Empecé a ver las fotos. La crudeza era estremecedora: muerte, caos, destrucción… De repente empecé a ver imágenes de jóvenes como yo, algunas leyendas decían que eran jóvenes, pero la verdad era que eran niños. Nunca pensé que la primera característica diferente de las fotos es que te encuentras con que muchos de los fotografiados son jóvenes. Uno estaba rodeado de gasolina, estaba armando bombas cuando lo agarraron. El otro estaba siendo metido a la fuerza dentro de una maletera. Era universitario, de la Católica. Veía en sus rostros vacío, veía miedo. ¿Cómo poder juzgarlos? ¿Qué hubiera hecho yo? si hubiera nacido en Ayacucho, San Matín o Huancavelica. ¿Cómo entenderlos? No podía, por más que las fotos rompieran la barrera del tiempo y me hicieran sentir que estaba ahí.

Algo triste, llegue a la foto de Abimael Guzmán. Estabas enjaulado, era la única forma de que demostraran que ya no podías hacer nada. Tus gritos no sirven de nada, estás a rayas. Nadie te escucha sólo ven las rejas que te rodean. Seguí caminado y me encontré con Maria Elena Moyano. Me contó que después de cuidar a sus hijos, salía a las calles rápida y entusiasta, a organizar a Villa el Salvador. Se le notaba fuerte. María tu hiciste lo correcto, cuando todos se hacían de la vista gorda y mira lo que te pasó, Sendero te asesinó cobardemente. Me despedí de María Elena y me encontré con Juana Sánchez Maldonado. Su esposo murió en Puerto Maldonado. Después de enterarse, se quería morir. Tenía tres hijos pequeños y estaba esperando a uno más. Tubo que esperar un mes para saber que su esposo había muerto. Se le notaba triste al igual que todas las personas que lanzaban su testimonio en la sala 22. Era hora de escuchar…

Increíble. En la sala donde dejan frases. Había una que decía: “Soy de la Lima ajena, pero hoy empieza mi duelo”. Estaba sentado mirando a Lima desde el gran ventanal, pero ya no me sentía ajeno.

Volví al ascensor, pero ya nadie me miraba. Era otro supongo.
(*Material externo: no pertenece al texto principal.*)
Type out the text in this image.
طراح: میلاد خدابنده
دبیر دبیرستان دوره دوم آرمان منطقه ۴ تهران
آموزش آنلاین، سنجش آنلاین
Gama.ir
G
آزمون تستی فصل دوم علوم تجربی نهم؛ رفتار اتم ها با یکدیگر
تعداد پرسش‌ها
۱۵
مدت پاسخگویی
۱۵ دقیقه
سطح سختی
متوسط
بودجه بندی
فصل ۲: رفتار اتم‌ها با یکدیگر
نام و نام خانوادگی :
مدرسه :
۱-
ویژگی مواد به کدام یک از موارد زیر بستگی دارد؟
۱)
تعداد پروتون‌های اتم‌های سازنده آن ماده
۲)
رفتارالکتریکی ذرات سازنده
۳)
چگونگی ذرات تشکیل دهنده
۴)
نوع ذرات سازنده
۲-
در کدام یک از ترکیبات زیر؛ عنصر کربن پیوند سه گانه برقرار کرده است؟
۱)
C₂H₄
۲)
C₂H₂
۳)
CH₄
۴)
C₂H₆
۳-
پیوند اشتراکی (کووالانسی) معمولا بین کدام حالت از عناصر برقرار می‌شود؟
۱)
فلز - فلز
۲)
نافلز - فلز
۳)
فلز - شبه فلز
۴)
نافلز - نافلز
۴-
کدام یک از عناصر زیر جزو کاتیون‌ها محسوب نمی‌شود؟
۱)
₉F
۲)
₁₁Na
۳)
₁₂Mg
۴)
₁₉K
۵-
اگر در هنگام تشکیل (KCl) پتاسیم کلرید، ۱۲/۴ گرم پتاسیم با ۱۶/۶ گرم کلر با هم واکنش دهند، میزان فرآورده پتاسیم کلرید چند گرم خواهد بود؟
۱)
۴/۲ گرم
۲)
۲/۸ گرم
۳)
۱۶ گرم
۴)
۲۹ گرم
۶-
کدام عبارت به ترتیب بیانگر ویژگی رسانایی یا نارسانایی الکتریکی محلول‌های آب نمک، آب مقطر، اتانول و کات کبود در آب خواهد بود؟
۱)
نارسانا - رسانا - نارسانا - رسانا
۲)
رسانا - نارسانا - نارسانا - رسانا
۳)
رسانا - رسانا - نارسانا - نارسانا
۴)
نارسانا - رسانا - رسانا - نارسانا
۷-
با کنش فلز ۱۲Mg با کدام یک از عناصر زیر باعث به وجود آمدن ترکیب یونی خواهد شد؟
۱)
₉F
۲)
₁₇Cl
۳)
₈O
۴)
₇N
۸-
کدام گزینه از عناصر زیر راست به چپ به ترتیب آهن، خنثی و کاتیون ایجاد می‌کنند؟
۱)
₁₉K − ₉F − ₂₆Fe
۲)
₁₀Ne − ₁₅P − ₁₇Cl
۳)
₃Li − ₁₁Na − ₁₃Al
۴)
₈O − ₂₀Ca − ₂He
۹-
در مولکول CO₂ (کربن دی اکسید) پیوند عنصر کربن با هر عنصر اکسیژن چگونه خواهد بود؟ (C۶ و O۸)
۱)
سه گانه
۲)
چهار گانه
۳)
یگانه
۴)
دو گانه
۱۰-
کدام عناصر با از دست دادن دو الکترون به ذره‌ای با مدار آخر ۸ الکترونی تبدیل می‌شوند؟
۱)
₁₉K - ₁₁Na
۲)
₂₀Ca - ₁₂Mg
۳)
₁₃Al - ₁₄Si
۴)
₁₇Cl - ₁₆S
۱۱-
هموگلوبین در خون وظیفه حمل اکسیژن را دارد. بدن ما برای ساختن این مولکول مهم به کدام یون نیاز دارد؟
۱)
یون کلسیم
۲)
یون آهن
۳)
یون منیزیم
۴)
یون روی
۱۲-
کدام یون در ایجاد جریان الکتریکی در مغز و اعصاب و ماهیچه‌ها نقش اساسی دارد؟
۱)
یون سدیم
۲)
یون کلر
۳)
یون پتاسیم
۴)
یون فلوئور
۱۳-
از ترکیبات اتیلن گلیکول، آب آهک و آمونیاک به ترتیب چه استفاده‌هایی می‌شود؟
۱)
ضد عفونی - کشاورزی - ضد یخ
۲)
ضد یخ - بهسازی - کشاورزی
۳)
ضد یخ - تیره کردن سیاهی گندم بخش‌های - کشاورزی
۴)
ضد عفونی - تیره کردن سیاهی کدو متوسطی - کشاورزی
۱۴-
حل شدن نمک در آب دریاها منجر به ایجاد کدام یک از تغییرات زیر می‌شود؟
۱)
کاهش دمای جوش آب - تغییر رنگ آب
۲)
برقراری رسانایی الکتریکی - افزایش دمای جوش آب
miércoles, 5 de noviembre de 2008

Un día en la universidad

Lo mira sin atención, lo atiende con hipocresía, lo sigue de derecha a izquierda como un paneo de cámara de televisión. Si el profesor dice algo, ella muestra su afirmación balanceando la cabeza. Él nunca le pregunta, él nunca le responde, él la conoce, es una más, es una menos.

Sentada en su carpeta espera con ansias el término de la clase. Desde su cintura hasta su cabeza, su cuerpo es un aparato rígido e inamovible. No se permite pestañar ni mucho menos cabecear, está en firmes todo el tiempo. Las manos están delicadamente apoyadas en la mesa, forman un semitriangulo y esperan como un reloj el instante preciso para moverse sin alteraciones ni brusquedades. La parte inferior es otra historia, las piernas están desparramadas en el piso, se mueven sin ritmo ni propósito, sólo tratan de escapar a la falta de libertad que hay en la clase. Es la antítesis del tronco: las rodillas chocan sin cesar, los pies bailan al ritmo de su música interior. Pareciera que el piso es lava ardiendo y que con solo apoyarte más de tres segundo en el es suficiente para que te quemes bajo el feroz volcán que es la universidad. Pero ella conoce su rutina, esa rutina liberadora. Su lugar en el salón, ni tan adelante ni tan atrás. Ella finge desde que llega y finge con ella misma.

El profesor recorre el salón, necesita hacerlo, sino pierde, sino se aleja. Pasa por su carpeta, la mira de reojo, ella lo hace desconcentrar y a él no le gusta eso. Sabe lo que hace, la conoce, ha visto a muchas otras hacer lo mismo, quiere hacer algo, pero no puede. Resignado, mira el reloj y dice: “Ya puede salir”. De pronto, ella se levanta, se acomoda su vestimenta, recoge sus cosas y emprende la carrera. Sale del salón, mira el ascensor, este se demora mucho, cambia de decisión y opta por las escaleras. No se permite demoras, baja con velocidad, una vez afuera del edificio se distingue de los demás, nunca da curvas, siempre va directo a la salida. Sin embargo, regresa. Parece haber olvidado las benditas copias, y si no las saca hoy, debido a su pequeño lapsus, entonces tendrá que desperdiciar su tiempo el día siguiente. No lo duda y las saca, luego vuelve a salir y se pierde entre la gente, sola y feliz.